More About RIA + AGA

The AGA Mission Statement

“The AGA will develop and implement strategies to help create and maintain a fair and level playing field, financially and legally, for restoration contractors, by advocating for their interests, while working collaboratively with stakeholders involved in the restoration process.”

RIA Timeline Highlights (please reach out to The DYOJO if you have more details to add and/or would be willing to be interviewed):  

  • 1946 Ten large rug cleaning companies form the National Institute of Rug Cleaning (NIRC)

  • 1960’s the NIRC became AIDS (the Association of Interior Decor Specialists).

    • Seven operating divisions were established within the organization: rug cleaning, drapery, carpet and upholstery cleaning, fire restoration, installation, cleaning and janitorial, and a home decorating division

  • 1971 Marty King initiates the National Institute of Fire Restoration (NIFR) to bolster the fire restoration operating division under the AIDS banner. 

    • When asked what his goal was when he founded the NIFR, his reply was, “My goal was to see the practice of insurance damage repair become a profession.”

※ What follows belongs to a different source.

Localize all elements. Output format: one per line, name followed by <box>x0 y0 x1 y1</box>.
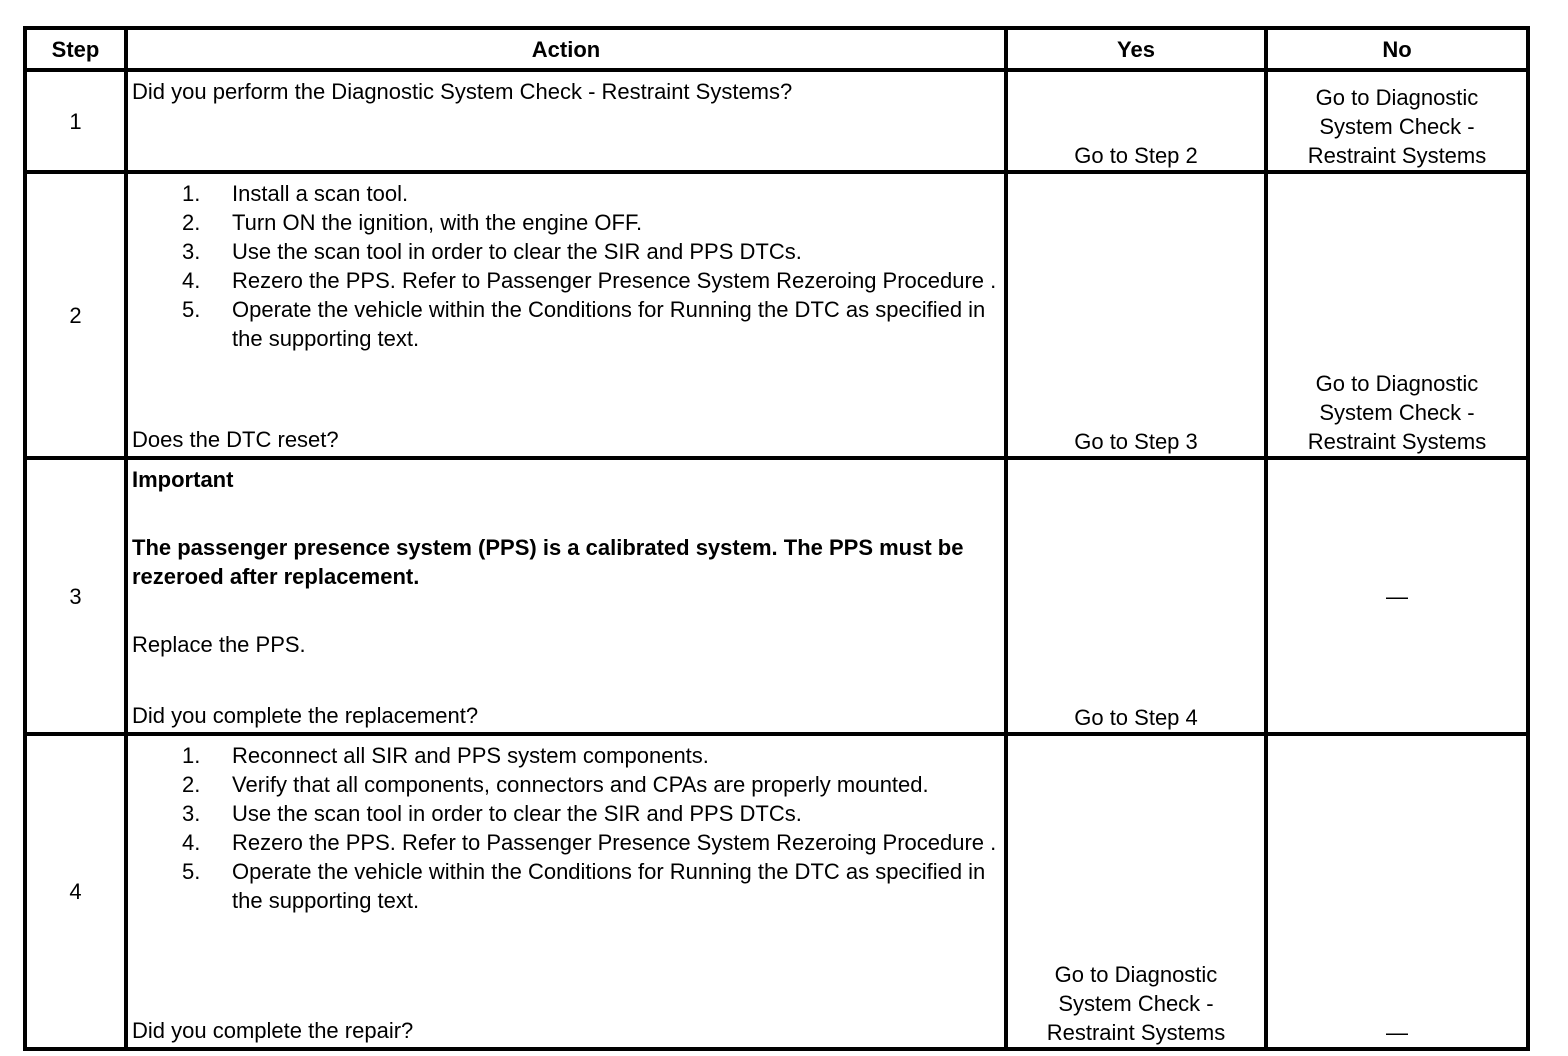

  • 1972 International Institute of Carpet and Upholstery Cleaning Inc. (IICUC) founded in by Ed York

  • 1980 The Certified Restorer (CR) program begins under the direction of Marty King

  • 1981 AIDS was rebranded for obvious reasons to the ASCR, the Association of Specialists in Cleaning Restoration

  • 1981 Claude Blackburn opens Dri Eaz Products 

  • 1991 IICUC S001 - Standard Reference Guide for Professional On-location Cleaning of Installed Textile Floor Covering Materials

  • 1990’s the NIFR changed its name to the National Institute of Disaster Restoration (NIDR), eventually folded into the Disaster Restoration Division

  • 1994 Dr. Mike Berry and Dr. Gene Cole acquired a government grant to study 20 buildings in Denver, CO to characterize their indoor environmental quality (IEQ). 

  • 1994 IICRC S500 - Standard and Reference Guide for Professional Water Damage Restoration (First Edition)

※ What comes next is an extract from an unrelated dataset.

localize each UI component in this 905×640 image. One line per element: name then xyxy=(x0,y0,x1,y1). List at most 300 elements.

    • According to Jeff Bishop, “Claude Blackburn convened a group of water restorers to his old tin building in Burlington, Washington to discuss a water restoration standard. Among the attendees was Dr. Mike Berry, Deputy Director of the U.S. EPA, Dr. Mike Berry, admonished the group to write an industry standard or the government wou. Mike pointed out that, if we didn’t write an industry standard, the government would write one for us.”

  • 1995 A Water Loss Specialist (WLS) division was added to the ASCR brand at the 50th annual convention. At the time, this was known as the Water Loss Institute (WLI).

  • 1997 Under the NIDR brand, ASCR published the NIDR Guidelines for Smoke and Fire Damage Restoration

  • 1997 Chuck Dewald builds the first water restoration “flood” house in East Tennessee 

  • 1999 IICRC S500 - Professional Water Damage Restoration (Second Edition)

  • 2003 IICRC S520 - Professional Mold Remediation (First Edition)

  • 2006 ANSI/IICRC S500 - Professional Water Damage Restoration (Third Edition)

  • 2007 ASCR changes name to RIA. “Strategically, RIA intends to become more active in preserving and protecting best practices in the restoration industry, resulting in more options and higher standards for consumers.” 

  • 2017 ANSI/IICRC S540 - Standard for Trauma and Crime Scene Cleanup: 2017

  • 2019 (Q1) Our Greatest Need by RIA president-elect Mark Springer is published and forms the outline for the AGA Blueprint

  • 2019 (May) RIA Conference in Phoenix - IICRC and RIA sign the Mutual Benefit Agreement 

  • 2019 (June) RIA launches Advocacy and Government Affairs (AGA) committee and names Ed Cross as chair 

  • 2019 (June) Restoration Advocacy Report #1

  • 2019 (October) at the Property Insurance Repair Conference (PIRC) in Chicago, RIA announced two major milestones in the progress of the AGA effort. 

    • The first was the unanimous approval by the RIA Board of Directors of the first position statement in RIA’s 73-year history. 

    • The second announcement is the appointment and retention of the RIA Restoration Advocate.

  • 2020 (April) RIA Conference and Industry Expo: Fragmented No More will provide a recap of the AGA momentum and announce the next steps moving forward.